A blackjack rose up like a cobra’s head. Michael grabbed the wrist before the soldier could strike, and drove his fist into the man’s armpit. He heard a rush of air behind him. Before he could twist around, a rifle butt hit him in the center of the back, between his shoulder blades, knocking the breath from his lungs. The blackjack crunched down on his arm, just above the elbow, and froze it with pain. A fist struck him on the back of the head, stunning him, and though he kept fighting wildly, he knew he was all but used up.

“Bring him out!” Bauman shouted as other soldiers came to his assistance. “Come on, hurry it up!”

The blackjack wielder began to beat at Lazaris and Metzger, driving them back against the wall. Two of the soldiers grabbed the blind girl and started hauling her out. Michael was thrown onto the corridor floor, where Bauman put a boot on his throat. The rest of the guards, most of them bruised and bleeding, scrambled out of the kennel.

Michael heard a submachine gun being cocked. He looked up, his vision misted with pain, and saw a guard pointing his Schmeisser into the kennel. “No!” Michael croaked, Bauman’s foot pressed to his neck.

The gun fired, two short bursts amid the remaining five prisoners. Spent cartridges clattered to the stones.

“Stop that!” Bauman shouted, and uptilted the Schmeisser with the barrel of his pistol. Another quick burst pocked the stone wall and rained fragments and dust around them. “No firing without a direct order!” he raged, his eyes wild behind his glasses. “Do you understand me?”

“Yes, sir,” the guard replied, thoroughly cowed, and he clicked the safety on his smoking gun and lowered it to his side.

Bauman’s face had turned scarlet. He removed his foot from Michael’s neck. “You know every round of ammunition has to be accounted for!” he shouted at the gunner. “I’ll be filling out reports for a week with all that damned firing!” He motioned disdainfully to the kennel. “Close that up! And you men, get this trash on his feet!” He started striding along the corridor, and Michael was made to follow, his head pounding and his knees threatening to give way.

He was returned to the room with the X-shaped metal table. A light bulb burned overhead. “Strap him down,” Bauman said. Michael began to fight again, dreading the bite of those straps, but he was exhausted and the issue was quickly settled. The straps were pulled tight. “Leave us,” Bauman told the soldiers. When they were gone, he removed his glasses and slowly cleaned the lenses with a handkerchief. Michael noted that his hands were shaking.

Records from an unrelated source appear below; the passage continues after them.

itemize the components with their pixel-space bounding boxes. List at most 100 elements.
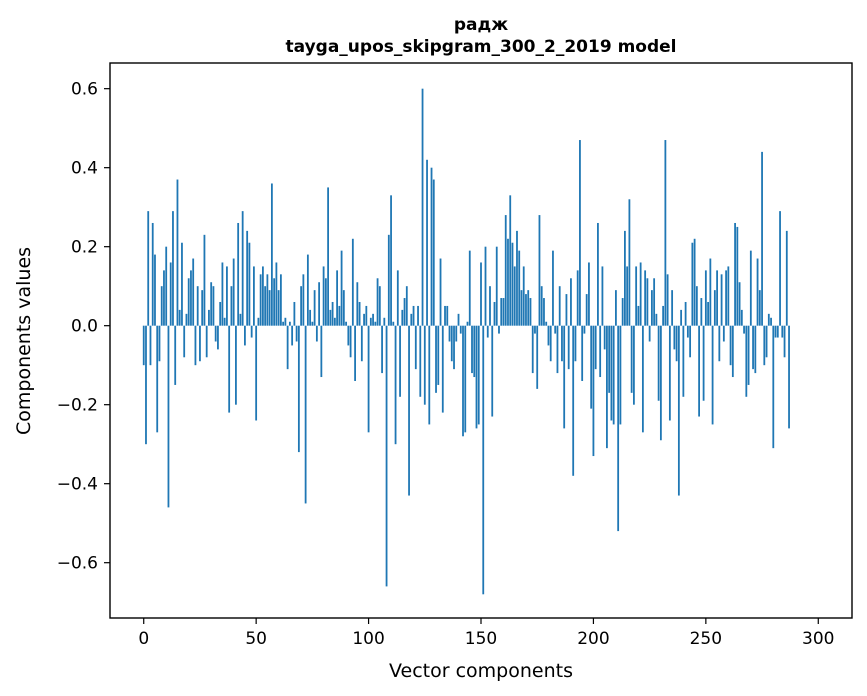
bar-111 (392, 321, 395, 326)
x-axis-label: Vector components (389, 660, 573, 682)
bar-167 (518, 250, 521, 326)
bar-12 (169, 262, 172, 326)
bar-204 (601, 266, 604, 326)
bar-210 (615, 290, 617, 326)
bar-93 (351, 238, 354, 326)
bar-116 (403, 298, 406, 326)
x-tick-label: 200 (577, 629, 609, 649)
bar-118 (408, 325, 410, 496)
bar-190 (570, 278, 572, 326)
bar-70 (300, 286, 303, 326)
bar-207 (608, 325, 611, 393)
bar-35 (221, 262, 224, 326)
bar-42 (237, 222, 240, 326)
bar-125 (423, 325, 426, 405)
bar-216 (628, 199, 631, 326)
bar-174 (534, 325, 536, 334)
bar-88 (340, 250, 343, 326)
bar-255 (716, 270, 718, 326)
bar-138 (453, 325, 455, 370)
bar-76 (313, 290, 316, 326)
bar-104 (376, 278, 379, 326)
bar-24 (196, 286, 199, 326)
bar-237 (675, 325, 678, 362)
bar-52 (259, 274, 262, 326)
y-tick-label: 0.2 (71, 238, 98, 258)
bar-59 (275, 262, 278, 326)
bar-117 (405, 286, 408, 326)
bar-194 (579, 140, 581, 326)
y-tick-label: 0.4 (71, 159, 98, 179)
bar-177 (540, 286, 543, 326)
bar-11 (167, 325, 170, 508)
bar-17 (181, 242, 183, 326)
bar-80 (322, 266, 325, 326)
bar-77 (315, 325, 318, 342)
bar-160 (502, 298, 505, 326)
bar-182 (552, 250, 554, 326)
bar-203 (599, 325, 602, 378)
bar-286 (785, 230, 788, 326)
bar-75 (311, 321, 314, 326)
bar-133 (441, 325, 444, 413)
bar-231 (662, 305, 665, 326)
bar-119 (410, 313, 413, 326)
y-tick-label: 0.6 (71, 80, 98, 100)
bar-170 (525, 294, 527, 326)
bar-124 (421, 88, 424, 326)
bar-245 (693, 238, 696, 326)
bar-5 (154, 254, 156, 326)
bar-34 (219, 301, 222, 326)
bar-47 (248, 242, 251, 326)
bar-143 (464, 325, 467, 433)
bar-87 (338, 305, 341, 326)
bar-39 (230, 286, 233, 326)
bar-229 (657, 325, 660, 401)
bar-78 (318, 282, 321, 326)
bar-270 (749, 250, 752, 326)
bar-273 (756, 258, 759, 326)
bar-37 (226, 266, 228, 326)
bar-9 (163, 270, 165, 326)
bar-68 (295, 325, 298, 342)
bar-69 (297, 325, 300, 453)
bar-49 (253, 266, 255, 326)
bar-131 (437, 325, 440, 385)
bar-144 (466, 321, 469, 326)
bar-28 (205, 325, 208, 358)
bar-142 (462, 325, 464, 437)
bar-97 (360, 325, 363, 362)
bar-63 (284, 317, 287, 326)
bar-29 (208, 309, 210, 326)
bar-153 (486, 325, 489, 338)
bar-79 (320, 325, 323, 378)
bar-279 (770, 317, 772, 326)
bar-84 (331, 301, 334, 326)
x-tick-label: 150 (465, 629, 497, 649)
bar-67 (293, 301, 296, 326)
bar-179 (545, 321, 548, 326)
bar-220 (637, 305, 640, 326)
bar-173 (531, 325, 534, 374)
bar-25 (199, 325, 201, 362)
bar-196 (583, 325, 586, 334)
bar-240 (682, 325, 685, 397)
bar-58 (273, 278, 276, 326)
bar-241 (684, 301, 687, 326)
bar-57 (270, 183, 273, 326)
bar-212 (619, 325, 622, 425)
bar-0 (142, 325, 145, 366)
bar-256 (718, 325, 721, 362)
bar-213 (621, 298, 624, 326)
bar-20 (187, 278, 190, 326)
bar-146 (471, 325, 473, 374)
bar-122 (417, 305, 419, 326)
bar-3 (149, 325, 152, 366)
bar-36 (223, 317, 226, 326)
bar-8 (160, 286, 163, 326)
bar-43 (239, 313, 242, 326)
y-tick-label: −0.2 (57, 396, 98, 416)
bar-247 (698, 325, 700, 417)
bar-101 (369, 317, 372, 326)
bar-81 (324, 278, 327, 326)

Bauman put his glasses back on. His face was haggard, dark circles under his eyes. “What’s your real name?” he asked.

Michael remained silent, some of the fog clearing out of his mind but his back and shoulders still hurting like hell.

“I mean what they call you in Britain,” Bauman went on. “You’d better talk quick, my friend! There’s no telling when Krolle might come around, and he’s aching to use that baton on you!”

Michael was puzzled. Bauman’s tone of voice had changed; it was urgent, not superior. A trick, he thought it must be. Of course it was!

“Chesna van Dorne hasn’t been captured yet.” Bauman lifted the table so Michael was almost upright, and locked it in place. “Her friends-our friends-are helping her hide. She’s also working on the arrangements.”